Received   24 February 2010
Accepted   25 March 2010
Published   01 June 2010

© Journal of Sports Science and Medicine (2010) 9, 300 - 310

ABSTRACT  
The aim of the current study was twofold: (i) to examine the effects of eight weeks of combined dry land strength and aerobic swimming training for increasing upper and lower body strength, power and swimming performance in young competitive swimmers and, (ii) to assess the effects of a detraining period (strength training cessation) on strength and swimming performance. The participants were divided into two groups: an experimental group (eight boys and four girls) and a control group (six boys and five girls). Apart from normal practice sessions (six training units per week of 1 h and 30 min per day), the experimental group underwent eight weeks (two sessions per week) of strength training.
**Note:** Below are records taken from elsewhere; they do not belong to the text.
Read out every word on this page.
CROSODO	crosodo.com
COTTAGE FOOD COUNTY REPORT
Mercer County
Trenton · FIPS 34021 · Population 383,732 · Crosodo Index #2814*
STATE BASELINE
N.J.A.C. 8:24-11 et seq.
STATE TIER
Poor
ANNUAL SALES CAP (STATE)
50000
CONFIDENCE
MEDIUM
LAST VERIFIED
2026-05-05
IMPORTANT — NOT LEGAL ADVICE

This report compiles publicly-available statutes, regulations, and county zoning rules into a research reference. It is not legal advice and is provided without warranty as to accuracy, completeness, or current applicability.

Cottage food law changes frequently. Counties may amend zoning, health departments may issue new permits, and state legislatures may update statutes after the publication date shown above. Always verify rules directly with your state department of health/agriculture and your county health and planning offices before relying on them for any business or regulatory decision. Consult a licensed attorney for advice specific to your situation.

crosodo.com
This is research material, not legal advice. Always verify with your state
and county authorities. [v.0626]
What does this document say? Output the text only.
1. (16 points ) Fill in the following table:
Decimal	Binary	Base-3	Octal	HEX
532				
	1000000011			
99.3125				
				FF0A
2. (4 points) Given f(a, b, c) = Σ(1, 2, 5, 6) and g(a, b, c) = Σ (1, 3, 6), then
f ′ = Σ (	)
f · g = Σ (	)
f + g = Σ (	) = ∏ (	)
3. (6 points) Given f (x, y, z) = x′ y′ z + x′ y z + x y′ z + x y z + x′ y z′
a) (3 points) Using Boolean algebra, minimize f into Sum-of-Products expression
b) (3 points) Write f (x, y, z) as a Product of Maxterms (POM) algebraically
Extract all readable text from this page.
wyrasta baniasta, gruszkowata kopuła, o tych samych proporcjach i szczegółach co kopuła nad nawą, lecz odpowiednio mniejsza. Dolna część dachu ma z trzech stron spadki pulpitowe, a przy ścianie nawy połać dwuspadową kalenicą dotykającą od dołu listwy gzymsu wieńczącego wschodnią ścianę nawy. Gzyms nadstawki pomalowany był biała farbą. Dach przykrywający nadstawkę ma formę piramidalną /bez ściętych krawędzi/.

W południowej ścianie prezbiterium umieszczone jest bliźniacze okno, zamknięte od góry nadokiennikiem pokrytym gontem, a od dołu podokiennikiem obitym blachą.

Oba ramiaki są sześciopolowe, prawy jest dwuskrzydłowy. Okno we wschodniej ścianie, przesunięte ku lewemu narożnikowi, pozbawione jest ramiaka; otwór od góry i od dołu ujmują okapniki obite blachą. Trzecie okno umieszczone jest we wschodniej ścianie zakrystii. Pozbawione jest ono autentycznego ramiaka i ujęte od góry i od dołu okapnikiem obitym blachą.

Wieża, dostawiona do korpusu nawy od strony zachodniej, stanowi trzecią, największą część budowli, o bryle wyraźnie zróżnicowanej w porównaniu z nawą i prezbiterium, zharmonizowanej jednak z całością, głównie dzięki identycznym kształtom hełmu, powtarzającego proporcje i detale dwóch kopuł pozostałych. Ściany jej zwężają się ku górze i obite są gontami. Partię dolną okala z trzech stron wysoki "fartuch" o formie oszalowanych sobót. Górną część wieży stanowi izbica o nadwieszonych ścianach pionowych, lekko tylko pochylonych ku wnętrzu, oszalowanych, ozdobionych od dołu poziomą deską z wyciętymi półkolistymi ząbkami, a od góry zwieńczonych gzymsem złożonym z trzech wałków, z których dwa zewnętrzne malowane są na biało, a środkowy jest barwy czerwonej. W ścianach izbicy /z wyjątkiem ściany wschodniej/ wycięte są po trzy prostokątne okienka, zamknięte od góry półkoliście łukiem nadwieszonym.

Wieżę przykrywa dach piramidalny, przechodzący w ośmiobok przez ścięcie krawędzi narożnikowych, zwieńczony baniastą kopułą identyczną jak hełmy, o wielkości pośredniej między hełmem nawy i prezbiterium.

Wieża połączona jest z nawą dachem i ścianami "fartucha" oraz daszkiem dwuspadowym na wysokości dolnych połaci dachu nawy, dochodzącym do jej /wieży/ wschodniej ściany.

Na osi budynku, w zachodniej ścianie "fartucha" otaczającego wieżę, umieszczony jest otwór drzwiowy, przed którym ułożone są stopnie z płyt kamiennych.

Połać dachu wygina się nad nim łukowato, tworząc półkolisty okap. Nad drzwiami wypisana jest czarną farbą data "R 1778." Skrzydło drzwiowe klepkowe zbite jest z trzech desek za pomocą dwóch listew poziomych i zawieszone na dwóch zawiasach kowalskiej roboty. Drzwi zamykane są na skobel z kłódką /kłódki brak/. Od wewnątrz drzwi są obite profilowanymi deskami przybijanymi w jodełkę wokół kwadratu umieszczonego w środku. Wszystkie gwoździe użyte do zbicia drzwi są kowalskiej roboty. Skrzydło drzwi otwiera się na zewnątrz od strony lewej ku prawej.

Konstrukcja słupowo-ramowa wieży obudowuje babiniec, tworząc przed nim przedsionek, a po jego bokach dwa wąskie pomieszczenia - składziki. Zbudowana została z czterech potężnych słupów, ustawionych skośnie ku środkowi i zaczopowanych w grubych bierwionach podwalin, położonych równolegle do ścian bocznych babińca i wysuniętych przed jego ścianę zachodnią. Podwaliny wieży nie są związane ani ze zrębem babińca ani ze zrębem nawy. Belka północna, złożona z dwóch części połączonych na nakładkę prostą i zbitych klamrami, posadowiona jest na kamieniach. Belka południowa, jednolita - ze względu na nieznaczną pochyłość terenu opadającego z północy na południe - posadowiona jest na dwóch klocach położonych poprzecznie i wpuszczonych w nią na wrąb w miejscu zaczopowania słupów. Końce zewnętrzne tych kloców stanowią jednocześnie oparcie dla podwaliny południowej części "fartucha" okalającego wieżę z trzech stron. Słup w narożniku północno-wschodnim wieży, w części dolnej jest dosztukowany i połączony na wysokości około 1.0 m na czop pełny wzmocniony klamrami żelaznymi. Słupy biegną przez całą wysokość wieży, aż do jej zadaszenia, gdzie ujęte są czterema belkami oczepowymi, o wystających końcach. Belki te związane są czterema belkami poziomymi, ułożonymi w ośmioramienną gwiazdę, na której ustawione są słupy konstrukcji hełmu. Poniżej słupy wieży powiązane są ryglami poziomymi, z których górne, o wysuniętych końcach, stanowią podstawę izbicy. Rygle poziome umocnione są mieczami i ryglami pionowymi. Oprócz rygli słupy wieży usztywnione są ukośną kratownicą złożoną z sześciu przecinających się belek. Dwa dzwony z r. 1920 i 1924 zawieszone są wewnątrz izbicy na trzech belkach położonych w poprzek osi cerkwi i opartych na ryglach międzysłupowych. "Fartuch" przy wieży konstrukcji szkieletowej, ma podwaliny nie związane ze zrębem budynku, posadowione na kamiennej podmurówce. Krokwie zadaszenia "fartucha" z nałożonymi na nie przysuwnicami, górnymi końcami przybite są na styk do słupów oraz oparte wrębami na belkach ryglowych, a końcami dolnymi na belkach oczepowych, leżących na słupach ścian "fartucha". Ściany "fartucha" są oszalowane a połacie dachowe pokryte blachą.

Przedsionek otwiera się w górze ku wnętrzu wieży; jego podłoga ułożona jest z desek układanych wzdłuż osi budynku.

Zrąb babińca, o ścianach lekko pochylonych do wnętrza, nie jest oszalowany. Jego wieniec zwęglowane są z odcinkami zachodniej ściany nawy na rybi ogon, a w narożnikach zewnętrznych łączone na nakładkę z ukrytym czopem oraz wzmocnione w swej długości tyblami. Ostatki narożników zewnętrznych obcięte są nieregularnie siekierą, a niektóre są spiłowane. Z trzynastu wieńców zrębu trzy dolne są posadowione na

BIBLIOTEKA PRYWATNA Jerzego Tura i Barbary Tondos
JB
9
The principal strength exercises were the bench press, the leg extension, and two power exercises such as countermovement jump and medicine ball throwing. Immediately following this strength training program, all the swimmers undertook a 6 week detraining period, maintaining the normal swimming program, without any strength training. Swimming (25 m and 50 m performances, and hydrodynamic drag values), and strength (bench press and leg extension) and power (throwing medicine ball and countermovement jump) performances were tested in three moments: (i) before the experimental period, (ii) after eight weeks of combined strength and swimming training, and (iii) after the six weeks of detraining period. Both experimental and control groups were evaluated. A combined strength and aerobic swimming training allow dry land strength developments in young swimmers. The main data can not clearly state that strength training allowed an enhancement in swimming performance, although a tendency to improve sprint performance due to strength training was noticed. The detraining period showed that, although strength parameters remained stable, swimming performance still improved.

Key words: Children, combined training, detraining, hydrodynamics, cross training.